Musongole wipes sweat from his forehead and then dives in, covering condom use, HIV testing, STI screening, the benefits of medical male circumcision and more. They’re his toughest audience yet, but his confident, spirited presentation draws them in. After he answers several questions, he has a few one-on-one conversations, including with a woman with a persistent cough. He fills out a few referral slips.

Musongole Mutambo gains a crowd's attention.

Musongole is pleased with the outcome: Several people in the group now want to be tested for HIV, although most said they’d prefer to do it here rather than at a clinic.

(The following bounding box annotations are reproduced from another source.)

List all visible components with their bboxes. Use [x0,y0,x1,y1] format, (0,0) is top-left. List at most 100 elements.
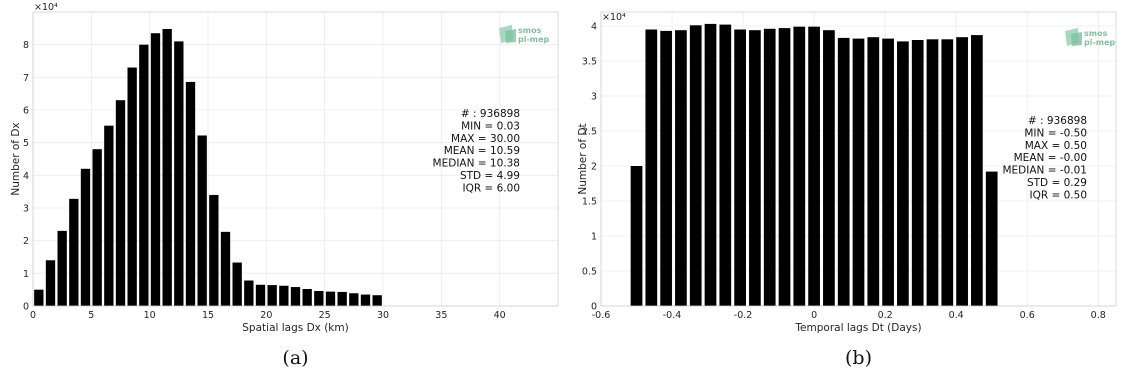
histogram-bar [104,125,114,307]
y-tick-label: 3 [591,92,597,103]
stat-line: # : 936898 [1028,115,1087,127]
panel-a-chart: 0 5 10 15 20 25 30 35 40 0 1 2 3 4 5 6 7 8 ×10⁴ Spatial … [10,2,559,369]
x-tick-label: 5 [88,310,94,321]
y-tick-label: 1 [591,232,597,243]
y-tick-label: 6 [23,106,29,117]
histogram-bar [704,23,717,307]
histogram-bar [162,28,172,307]
x-tick-label: -0.6 [592,310,611,321]
stat-line: IQR = 6.00 [462,182,520,194]
y-axis-label: Number of Dt [577,123,589,194]
histogram-bar [823,30,835,306]
y-tick-label: 7 [23,73,29,84]
histogram-bar [314,290,324,306]
plot-frame [600,11,1117,307]
histogram-bar [185,81,196,306]
y-tick-label: 1.5 [582,197,597,208]
y-tick-label: 0 [23,302,29,313]
y-tick-label: 1 [23,269,29,280]
x-tick-label: 0 [30,310,36,321]
histogram-bar [882,38,894,306]
histogram-bar [337,291,347,306]
y-exponent-label: ×10⁴ [602,12,626,23]
x-tick-label: 20 [260,310,272,321]
histogram-bar [808,26,820,306]
histogram-bar [763,28,776,307]
histogram-bar [232,262,242,306]
y-tick-label: 2 [23,236,29,247]
histogram-bar [630,166,643,306]
stat-line: STD = 4.99 [460,170,520,182]
histogram-bar [971,35,983,306]
histogram-bar [279,285,289,306]
histogram-bar [302,289,312,306]
x-tick-label: 0.6 [1020,310,1035,321]
x-tick-label: 0 [811,310,817,321]
stat-line: MEAN = 10.59 [444,145,520,157]
logo-line1: smos [518,26,542,35]
histogram-bar [290,287,301,306]
y-tick-label: 5 [23,138,29,149]
logo-mark-accent-icon [1071,32,1082,46]
histogram-bar [127,67,137,306]
histogram-bar [255,284,266,306]
y-tick-label: 2.5 [582,127,597,138]
histogram-bar [209,194,219,306]
histogram-bar [660,30,672,307]
histogram-bar [837,37,850,307]
smos-logo: smos pi-mep [1065,28,1116,47]
x-tick-label: 35 [435,310,447,321]
histogram-bar [985,171,998,306]
histogram-bar [92,149,102,306]
y-tick-label: 8 [23,40,29,51]
y-axis-label: Number of Dx [10,122,22,195]
y-tick-label: 0 [591,302,597,313]
histogram-bar [150,33,161,306]
histogram-bar [45,260,56,306]
x-tick-label: 10 [144,310,156,321]
x-tick-labels: -0.6 -0.4 -0.2 0 0.2 0.4 0.6 0.8 [592,310,1106,321]
stat-line: MIN = -0.50 [1024,127,1087,139]
histogram-bar [57,230,67,306]
histogram-bar [244,280,254,306]
histogram-bar [34,289,44,306]
histogram-bar [645,29,658,306]
stat-line: MAX = 30.00 [451,133,520,145]
stat-line: MEAN = -0.00 [1014,152,1087,164]
x-tick-label: 15 [202,310,214,321]
y-tick-label: 2 [591,162,597,173]
plot-frame [32,11,559,307]
histogram-bar [80,168,91,306]
x-tick-label: 0.2 [878,310,893,321]
panel-b-chart: -0.6 -0.4 -0.2 0 0.2 0.4 0.6 0.8 0 0.5 1 1.5 2 2.5 3 3… [577,11,1117,369]
x-axis-label: Spatial lags Dx (km) [242,322,348,334]
x-tick-label: 25 [319,310,331,321]
histogram-bar [360,294,371,306]
x-tick-label: 30 [377,310,389,321]
histogram-bar [139,44,149,307]
stat-line: MEDIAN = -0.01 [1002,165,1087,177]
y-tick-labels: 0 0.5 1 1.5 2 2.5 3 3.5 4 [582,22,597,313]
histogram-bar [897,41,909,307]
bars-layer [630,23,998,307]
y-tick-label: 4 [23,171,29,182]
histogram-bar [115,100,126,306]
histogram-bar [349,293,359,306]
histogram-bar [675,30,687,306]
panel-caption: (b) [845,347,872,369]
x-tick-label: 40 [494,310,506,321]
stat-line: MEDIAN = 10.38 [433,158,520,170]
logo-line1: smos [1084,29,1108,38]
y-tick-label: 0.5 [582,267,597,278]
histogram-bar [325,291,336,306]
x-tick-labels: 0 5 10 15 20 25 30 35 40 [30,310,506,321]
stat-line: STD = 0.29 [1027,177,1087,189]
y-tick-label: 3.5 [582,57,597,68]
panel-caption: (a) [282,347,308,369]
histogram-bar [69,198,79,306]
x-tick-label: -0.4 [663,310,682,321]
y-tick-label: 4 [591,22,597,33]
logo-mark-accent-icon [505,29,516,43]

“We have HIV counselors who can do that,” Musongole says.

“We’ll be back tomorrow.”

 

A five-year project funded by USAID and implemented by Pact, Z-CHPP is reducing new HIV infections in Zambia with a range of prevention activities across five provinces chosen for their high HIV burden. Z-CHPP focuses on high-risk groups, using outreach and education to boost HIV awareness, change risky behavior and increase the use of HIV services. The project works closely with local Zambian organizations, building their capacity to plan, implement and monitor their own quality programs to stop the spread of HIV.